Lent with the Early Church Fathers Day 26

Day 26

Lent with the Early Church Fathers

A daily post from Tom Bandy 

Based on A Year with the Church Fathers (Ed. Mike Aquilina, St. Benedict Press, 2010) 

Remember that everyone is your neighbor 

St. Leo the Great 

This godly love cannot be perfect unless we love our neighbor as well. And in the name “neighbor” we must include not only those who are connected with us by friendship or neighborhood, but absolutely all humanity. 

We have a common nature with all humans, whether they are enemies or allies, slaves or free. For the one maker made us; the one Creator breathed life into us. We all enjoy the same sky and air, the same days and nights. And though some are good and others bad, some righteous and others unrighteous, yet God is generous to all and kind to all. 

But the broad extent of Christian grace has given us even more reasons for loving our neighbor. Reaching throughout the world, it looks down on no one, and teaches that no one is to be neglected. 

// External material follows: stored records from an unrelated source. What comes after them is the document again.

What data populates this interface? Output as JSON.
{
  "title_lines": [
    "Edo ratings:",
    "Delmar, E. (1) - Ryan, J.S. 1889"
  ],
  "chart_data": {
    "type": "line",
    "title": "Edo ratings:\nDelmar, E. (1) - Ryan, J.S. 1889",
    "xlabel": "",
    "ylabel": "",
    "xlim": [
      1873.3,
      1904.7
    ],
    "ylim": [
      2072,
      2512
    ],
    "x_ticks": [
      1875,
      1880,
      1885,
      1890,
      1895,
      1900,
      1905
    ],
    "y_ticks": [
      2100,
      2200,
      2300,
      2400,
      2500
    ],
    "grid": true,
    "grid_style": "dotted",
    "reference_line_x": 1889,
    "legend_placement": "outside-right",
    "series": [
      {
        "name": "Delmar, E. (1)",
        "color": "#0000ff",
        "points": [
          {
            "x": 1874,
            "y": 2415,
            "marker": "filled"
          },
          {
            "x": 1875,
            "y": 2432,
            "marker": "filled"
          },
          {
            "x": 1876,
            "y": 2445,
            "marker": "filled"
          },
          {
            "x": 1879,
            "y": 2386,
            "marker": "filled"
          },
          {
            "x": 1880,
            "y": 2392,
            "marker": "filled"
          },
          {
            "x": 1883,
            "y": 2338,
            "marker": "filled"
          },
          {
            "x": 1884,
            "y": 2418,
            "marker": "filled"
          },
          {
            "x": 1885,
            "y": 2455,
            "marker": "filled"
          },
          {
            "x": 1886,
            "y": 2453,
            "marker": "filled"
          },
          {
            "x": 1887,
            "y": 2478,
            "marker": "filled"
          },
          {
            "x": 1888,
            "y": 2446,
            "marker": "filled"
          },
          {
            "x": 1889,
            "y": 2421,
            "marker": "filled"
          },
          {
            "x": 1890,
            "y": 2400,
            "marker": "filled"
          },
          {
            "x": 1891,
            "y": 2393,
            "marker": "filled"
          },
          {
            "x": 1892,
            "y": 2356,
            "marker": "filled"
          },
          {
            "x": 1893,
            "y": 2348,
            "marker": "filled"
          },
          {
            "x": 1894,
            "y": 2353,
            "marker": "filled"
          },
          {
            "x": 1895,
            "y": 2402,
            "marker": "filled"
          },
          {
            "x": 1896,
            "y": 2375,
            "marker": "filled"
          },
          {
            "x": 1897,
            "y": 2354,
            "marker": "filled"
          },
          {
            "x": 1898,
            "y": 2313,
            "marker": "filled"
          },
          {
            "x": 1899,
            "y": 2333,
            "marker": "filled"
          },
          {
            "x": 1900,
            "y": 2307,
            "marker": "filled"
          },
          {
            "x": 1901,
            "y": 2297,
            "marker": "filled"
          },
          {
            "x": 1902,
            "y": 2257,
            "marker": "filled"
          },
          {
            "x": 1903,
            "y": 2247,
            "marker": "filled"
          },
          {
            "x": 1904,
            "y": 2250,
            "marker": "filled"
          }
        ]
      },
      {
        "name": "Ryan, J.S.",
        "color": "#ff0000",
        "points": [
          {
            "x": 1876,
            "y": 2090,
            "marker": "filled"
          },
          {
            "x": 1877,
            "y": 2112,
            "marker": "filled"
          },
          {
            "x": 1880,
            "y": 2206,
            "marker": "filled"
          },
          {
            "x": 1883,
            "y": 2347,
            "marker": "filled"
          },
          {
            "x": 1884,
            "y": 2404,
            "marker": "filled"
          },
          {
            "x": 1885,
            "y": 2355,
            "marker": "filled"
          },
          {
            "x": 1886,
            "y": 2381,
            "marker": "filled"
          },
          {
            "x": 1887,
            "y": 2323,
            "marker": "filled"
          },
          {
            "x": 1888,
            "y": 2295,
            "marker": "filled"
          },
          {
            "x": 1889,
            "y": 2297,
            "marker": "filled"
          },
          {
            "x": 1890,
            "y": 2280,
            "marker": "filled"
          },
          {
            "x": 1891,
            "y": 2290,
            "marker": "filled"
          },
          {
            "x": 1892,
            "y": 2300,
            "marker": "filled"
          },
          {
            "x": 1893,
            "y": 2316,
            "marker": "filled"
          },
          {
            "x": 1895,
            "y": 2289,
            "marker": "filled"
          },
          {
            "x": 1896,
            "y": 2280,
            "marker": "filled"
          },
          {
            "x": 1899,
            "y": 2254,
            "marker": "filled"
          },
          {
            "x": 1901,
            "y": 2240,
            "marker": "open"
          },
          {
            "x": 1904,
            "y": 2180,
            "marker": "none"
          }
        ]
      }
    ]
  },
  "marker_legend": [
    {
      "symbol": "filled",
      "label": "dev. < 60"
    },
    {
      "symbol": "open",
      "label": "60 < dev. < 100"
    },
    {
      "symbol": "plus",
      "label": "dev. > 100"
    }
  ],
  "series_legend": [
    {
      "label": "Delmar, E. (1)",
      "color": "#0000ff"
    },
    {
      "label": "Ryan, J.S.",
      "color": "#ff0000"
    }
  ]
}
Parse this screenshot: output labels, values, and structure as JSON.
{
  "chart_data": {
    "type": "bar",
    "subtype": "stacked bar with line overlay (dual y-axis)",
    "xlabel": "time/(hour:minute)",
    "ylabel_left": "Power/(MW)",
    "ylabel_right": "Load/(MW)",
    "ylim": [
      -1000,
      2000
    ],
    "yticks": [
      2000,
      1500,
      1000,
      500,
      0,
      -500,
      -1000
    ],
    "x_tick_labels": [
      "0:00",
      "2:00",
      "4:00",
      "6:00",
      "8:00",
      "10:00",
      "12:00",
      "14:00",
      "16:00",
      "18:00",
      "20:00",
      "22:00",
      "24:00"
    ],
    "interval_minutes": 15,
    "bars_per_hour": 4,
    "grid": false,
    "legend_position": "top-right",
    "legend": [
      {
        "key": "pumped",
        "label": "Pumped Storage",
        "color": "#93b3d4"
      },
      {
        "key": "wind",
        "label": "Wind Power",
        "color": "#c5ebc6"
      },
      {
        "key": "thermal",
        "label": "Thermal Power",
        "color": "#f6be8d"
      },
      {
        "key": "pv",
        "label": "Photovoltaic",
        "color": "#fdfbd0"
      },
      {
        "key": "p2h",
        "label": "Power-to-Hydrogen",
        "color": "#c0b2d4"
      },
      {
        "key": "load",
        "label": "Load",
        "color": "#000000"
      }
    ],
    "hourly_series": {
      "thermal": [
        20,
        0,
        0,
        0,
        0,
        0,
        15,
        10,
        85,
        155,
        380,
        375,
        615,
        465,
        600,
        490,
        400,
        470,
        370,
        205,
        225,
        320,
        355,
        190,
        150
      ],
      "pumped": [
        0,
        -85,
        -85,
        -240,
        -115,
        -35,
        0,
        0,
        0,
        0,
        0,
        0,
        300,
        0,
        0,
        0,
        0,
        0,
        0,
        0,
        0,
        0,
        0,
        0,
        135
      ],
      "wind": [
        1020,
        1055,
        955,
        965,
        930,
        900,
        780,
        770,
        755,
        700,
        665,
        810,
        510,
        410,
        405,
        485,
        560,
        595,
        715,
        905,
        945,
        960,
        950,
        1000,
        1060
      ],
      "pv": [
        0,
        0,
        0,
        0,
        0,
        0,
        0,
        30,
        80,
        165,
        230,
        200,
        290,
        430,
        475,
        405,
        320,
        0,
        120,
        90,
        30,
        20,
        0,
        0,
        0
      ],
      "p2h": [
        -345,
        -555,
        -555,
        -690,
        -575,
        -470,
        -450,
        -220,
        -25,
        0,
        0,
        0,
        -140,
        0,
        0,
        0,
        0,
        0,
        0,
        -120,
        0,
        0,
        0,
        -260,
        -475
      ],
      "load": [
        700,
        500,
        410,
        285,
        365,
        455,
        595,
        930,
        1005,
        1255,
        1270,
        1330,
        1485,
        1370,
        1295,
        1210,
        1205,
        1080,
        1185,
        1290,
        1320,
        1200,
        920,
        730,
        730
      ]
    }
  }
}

Quite rightly Christ teaches us to love our enemies, and to pray to him for our persecutors. Every day he grafts shoots of the wild olive from all the nations into the holy branches of his own olive, and makes people reconciled instead of enemies, adopted children instead of strangers, just instead of ungodly, so that “every knee should bow, in heaven and on earth and under the earth, and every tongue confess that Jesus Christ is Lord, to the glory of God the Father”. 

TGB: St. Leo lived in the waning years of the western Roman empire when immigration from many nations (violent and peaceful) threatened the livelihoods of all. He even faced down Attila the Hun and persuaded him to turn back! Yet his broad vision of reconciliation dominated his message to the church … a voice for love and acceptance.